The Government has added a total of nearly 10 billion euros to Spain’s economic growth projection between 2024 and 2026. The Council of Ministers has confirmed that the new macroeconomic framework for our country raises the GDP growth forecast for 2024 by three-tenths to 2.7%, and adds another two-tenths in 2025 and 2026 to 2.4% and 2.2%, respectively.
“The new forecasts take into account the new updated series of the annual National Accounting carried out by the National Institute of Statistics (INE), which incorporates both the ordinary annual review of the years 2021, 2022 and 2023, as well as the extraordinary five-year review that affects the entire series backwards,” explains the Ministry of Economy.
This INE correction of the rates, the third in depth since 2020, has meant an additional increase in accumulated growth of 1.1 percentage points between 2019 and 2023. “In line with this review and with the information available, the Ministry of Economy has updated the macroeconomic scenario until 2026, with an improvement in the growth forecasts for the three years. The new estimates reflect the solid evolution of the Spanish economy, which is recording stronger, more balanced and more responsible growth,” continues the department led by Carlos Cuerpo.
The Minister of Economy stressed, in the press conference after the Council of Ministers on Tuesday, that “Spain will thus continue to be one of the most dynamic economies in the Eurozone, with growth higher than that of the main European countries.” In his opinion, “this is a balanced growth thanks to the dynamism of employment, the positive evolution of consumption and investment and the strength of the foreign sector, especially exports.”
Private consumption will be one of the main drivers of growth, with growth rates of around 2% throughout the entire period. This positive evolution of private consumption is supported, in particular, by the good performance of the labour market.
“The dynamic labour market will continue to create around 500,000 jobs a year and exceed 22 million people in employment next year, while the unemployment rate continues to fall, to below 10% in 2026,” stressed Cuerpo. This growth in employment is accompanied by an improvement in hourly productivity every year, and an increase in remuneration per employee, which will grow above inflation, which will allow the purchasing power of workers to continue to improve.
Investment is also revised upwards and is one of the main elements in the upward update of the economic forecasts, reflecting the positive drive and contribution of the Recovery Plan. “Likewise, the dynamism of the foreign sector will be maintained, thanks to the evolution of exports of goods and services, which will maintain their positive tone,” stressed the Minister of Economy.

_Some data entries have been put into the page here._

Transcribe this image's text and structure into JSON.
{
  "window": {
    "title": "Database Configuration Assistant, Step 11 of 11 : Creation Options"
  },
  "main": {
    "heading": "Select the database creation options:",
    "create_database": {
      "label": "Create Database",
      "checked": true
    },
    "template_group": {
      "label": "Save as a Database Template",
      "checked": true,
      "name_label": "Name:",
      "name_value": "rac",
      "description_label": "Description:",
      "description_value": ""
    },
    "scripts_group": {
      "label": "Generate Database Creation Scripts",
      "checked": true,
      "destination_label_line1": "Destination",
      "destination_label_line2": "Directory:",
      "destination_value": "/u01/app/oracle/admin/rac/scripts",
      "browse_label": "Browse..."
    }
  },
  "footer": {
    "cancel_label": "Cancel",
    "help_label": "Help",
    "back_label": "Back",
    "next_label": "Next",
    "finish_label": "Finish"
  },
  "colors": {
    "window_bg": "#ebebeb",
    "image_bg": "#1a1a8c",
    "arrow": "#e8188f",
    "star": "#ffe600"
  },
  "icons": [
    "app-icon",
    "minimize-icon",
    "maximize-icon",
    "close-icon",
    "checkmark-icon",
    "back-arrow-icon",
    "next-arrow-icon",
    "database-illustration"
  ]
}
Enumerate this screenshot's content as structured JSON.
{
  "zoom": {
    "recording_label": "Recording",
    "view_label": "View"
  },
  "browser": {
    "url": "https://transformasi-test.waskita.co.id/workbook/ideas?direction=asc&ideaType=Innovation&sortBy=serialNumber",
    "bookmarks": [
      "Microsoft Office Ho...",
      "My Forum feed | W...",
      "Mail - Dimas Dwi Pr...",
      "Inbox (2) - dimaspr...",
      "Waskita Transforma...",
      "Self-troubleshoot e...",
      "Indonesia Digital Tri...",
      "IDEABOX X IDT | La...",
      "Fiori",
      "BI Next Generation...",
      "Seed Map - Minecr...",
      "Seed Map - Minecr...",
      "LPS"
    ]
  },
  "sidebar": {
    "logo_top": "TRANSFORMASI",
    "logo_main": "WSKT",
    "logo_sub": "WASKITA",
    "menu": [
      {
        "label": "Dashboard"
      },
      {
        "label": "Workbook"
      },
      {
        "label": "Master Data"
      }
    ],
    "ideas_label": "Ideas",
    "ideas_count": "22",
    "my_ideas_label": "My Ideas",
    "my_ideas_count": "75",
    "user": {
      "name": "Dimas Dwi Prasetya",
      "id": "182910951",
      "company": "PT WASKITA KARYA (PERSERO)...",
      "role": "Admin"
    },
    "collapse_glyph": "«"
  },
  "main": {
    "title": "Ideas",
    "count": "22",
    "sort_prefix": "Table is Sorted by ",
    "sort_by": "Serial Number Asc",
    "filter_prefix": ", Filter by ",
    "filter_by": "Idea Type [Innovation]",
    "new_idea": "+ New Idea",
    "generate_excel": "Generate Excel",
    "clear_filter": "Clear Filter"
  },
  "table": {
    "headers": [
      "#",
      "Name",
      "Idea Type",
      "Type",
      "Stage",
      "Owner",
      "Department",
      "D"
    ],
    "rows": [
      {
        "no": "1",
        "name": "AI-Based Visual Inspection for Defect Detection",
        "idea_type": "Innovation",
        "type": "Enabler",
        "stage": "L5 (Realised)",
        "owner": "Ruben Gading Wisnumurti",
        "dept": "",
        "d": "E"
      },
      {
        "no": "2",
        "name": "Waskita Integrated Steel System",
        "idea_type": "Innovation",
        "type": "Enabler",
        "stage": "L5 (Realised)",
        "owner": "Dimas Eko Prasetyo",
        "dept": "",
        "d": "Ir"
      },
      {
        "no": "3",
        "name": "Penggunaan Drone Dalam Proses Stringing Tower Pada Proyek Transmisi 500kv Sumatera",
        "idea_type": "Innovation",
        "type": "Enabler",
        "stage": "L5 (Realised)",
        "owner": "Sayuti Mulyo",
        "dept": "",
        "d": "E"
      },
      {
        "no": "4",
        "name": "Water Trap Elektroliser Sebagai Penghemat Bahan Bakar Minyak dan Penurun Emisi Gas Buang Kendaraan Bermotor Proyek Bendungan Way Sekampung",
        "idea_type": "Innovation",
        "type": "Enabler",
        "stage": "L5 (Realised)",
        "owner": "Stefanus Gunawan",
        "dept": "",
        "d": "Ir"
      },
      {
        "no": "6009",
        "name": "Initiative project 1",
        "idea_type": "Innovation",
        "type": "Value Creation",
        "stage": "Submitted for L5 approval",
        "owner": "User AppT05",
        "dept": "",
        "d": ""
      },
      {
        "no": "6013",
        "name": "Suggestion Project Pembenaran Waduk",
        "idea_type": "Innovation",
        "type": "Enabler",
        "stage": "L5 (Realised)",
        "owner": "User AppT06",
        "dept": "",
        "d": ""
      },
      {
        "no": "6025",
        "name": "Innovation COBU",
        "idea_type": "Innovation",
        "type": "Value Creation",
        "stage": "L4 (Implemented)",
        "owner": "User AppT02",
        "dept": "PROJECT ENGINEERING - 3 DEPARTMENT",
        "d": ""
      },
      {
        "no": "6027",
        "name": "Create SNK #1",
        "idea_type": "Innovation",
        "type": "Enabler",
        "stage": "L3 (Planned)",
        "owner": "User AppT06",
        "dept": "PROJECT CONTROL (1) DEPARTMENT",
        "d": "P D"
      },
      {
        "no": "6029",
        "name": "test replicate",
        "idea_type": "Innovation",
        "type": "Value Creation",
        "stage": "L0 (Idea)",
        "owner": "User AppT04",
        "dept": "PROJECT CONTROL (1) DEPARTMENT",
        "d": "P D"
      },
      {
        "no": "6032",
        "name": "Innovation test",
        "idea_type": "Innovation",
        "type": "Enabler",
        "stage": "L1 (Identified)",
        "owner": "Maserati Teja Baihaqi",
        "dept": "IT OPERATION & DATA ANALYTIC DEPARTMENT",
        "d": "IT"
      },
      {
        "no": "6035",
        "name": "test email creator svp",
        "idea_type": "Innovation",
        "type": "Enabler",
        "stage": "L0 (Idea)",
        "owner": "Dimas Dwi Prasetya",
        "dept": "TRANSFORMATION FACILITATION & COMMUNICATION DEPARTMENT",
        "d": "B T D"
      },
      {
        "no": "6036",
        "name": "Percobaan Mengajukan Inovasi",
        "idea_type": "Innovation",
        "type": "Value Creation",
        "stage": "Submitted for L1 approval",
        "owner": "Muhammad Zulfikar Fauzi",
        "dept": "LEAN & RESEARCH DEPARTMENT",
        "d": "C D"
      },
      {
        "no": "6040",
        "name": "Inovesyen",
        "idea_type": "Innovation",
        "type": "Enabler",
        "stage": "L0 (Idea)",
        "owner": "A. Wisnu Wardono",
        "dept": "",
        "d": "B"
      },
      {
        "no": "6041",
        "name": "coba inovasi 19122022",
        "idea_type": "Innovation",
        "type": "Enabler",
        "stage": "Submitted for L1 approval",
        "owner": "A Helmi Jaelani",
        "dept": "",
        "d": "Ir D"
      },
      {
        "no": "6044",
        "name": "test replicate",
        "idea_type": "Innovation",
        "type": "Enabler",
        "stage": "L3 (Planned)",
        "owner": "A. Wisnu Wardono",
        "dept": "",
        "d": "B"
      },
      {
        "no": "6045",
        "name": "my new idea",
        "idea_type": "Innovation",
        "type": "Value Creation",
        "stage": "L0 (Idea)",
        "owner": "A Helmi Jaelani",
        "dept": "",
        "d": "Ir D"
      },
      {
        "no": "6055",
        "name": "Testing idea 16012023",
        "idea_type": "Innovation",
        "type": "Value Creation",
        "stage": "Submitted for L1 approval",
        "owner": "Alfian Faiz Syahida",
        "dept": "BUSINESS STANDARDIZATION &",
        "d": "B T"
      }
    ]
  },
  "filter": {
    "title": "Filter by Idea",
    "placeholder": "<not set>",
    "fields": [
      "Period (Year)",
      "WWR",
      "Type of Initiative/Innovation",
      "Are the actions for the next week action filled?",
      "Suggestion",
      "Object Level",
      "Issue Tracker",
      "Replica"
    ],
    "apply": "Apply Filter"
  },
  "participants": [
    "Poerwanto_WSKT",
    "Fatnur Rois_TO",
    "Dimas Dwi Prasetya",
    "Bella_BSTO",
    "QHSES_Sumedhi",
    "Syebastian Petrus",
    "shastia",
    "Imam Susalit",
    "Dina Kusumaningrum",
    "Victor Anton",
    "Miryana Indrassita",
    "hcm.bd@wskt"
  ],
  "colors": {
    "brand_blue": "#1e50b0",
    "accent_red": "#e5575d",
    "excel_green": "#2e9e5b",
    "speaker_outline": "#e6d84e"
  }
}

Prior improvement by the Bank of Spain
Last week, the Bank of Spain also revised its projections, with an improvement of nearly 15 billion more in one go in the progress of economic activity between 2024, 2025 and 2026. For this year, the institution increased GDP growth by half a point, from 2.3% to 2.8%. This is mainly due to the better prospects for the foreign sector, especially tourism, “which is continuing to grow”. It is also due to exports of non-tourist services and the fall in imports, thanks to the effect of the transition to renewable energies in Spain.
In 2025, the Bank of Spain’s growth estimate is expected to rise by three-tenths, to 2.2%. In 2026, by two-tenths, to 1.9%. According to the institution, which agrees with the Government, in the next two years, “domestic demand” will take over from the foreign sector. Household consumption and business investment will pick up and will be the main drivers of activity, favoured by the drop in interest rates, inflation – estimated at 2.9% in 2024, 2.1% in 2025 and 1.8% in 2026 -, by the increase in confidence and by the Recovery Plan, according to the Bank of Spain’s analysis.
Along with the various inequalities (of wealth, gender, etc.), the escalation of housing prices is the major problem for our economy, and could perpetuate the weakness of household spending.
Another threat is the risk that the Government will not be able to approve the General State Budget (PGE) for 2025. This Tuesday, the Council of Ministers agreed to withdraw the budgetary stability objectives from parliamentary proceedings. According to the Government, “the objective of this decision is to give more time to the negotiation by offering a new opportunity for dialogue” with its parliamentary partners, given the risk that the path could be overturned in Parliament in the vote on Thursday, due to lack of support.
Treasury sources insist that “the Spanish Government will not accept that the PP’s irresponsibility will cause serious harm to the Autonomous Communities and local governments, which would lose almost 12 billion euros in budgetary margin if a new path is not approved.”
Meanwhile, the Bank of Spain believes that in order to comply with the fiscal rules of the European Union (EU), cuts and adjustments would have to be made that would affect the entire projections. Although, the multiannual plan that Spain has to send to the European Commission will not be known until October.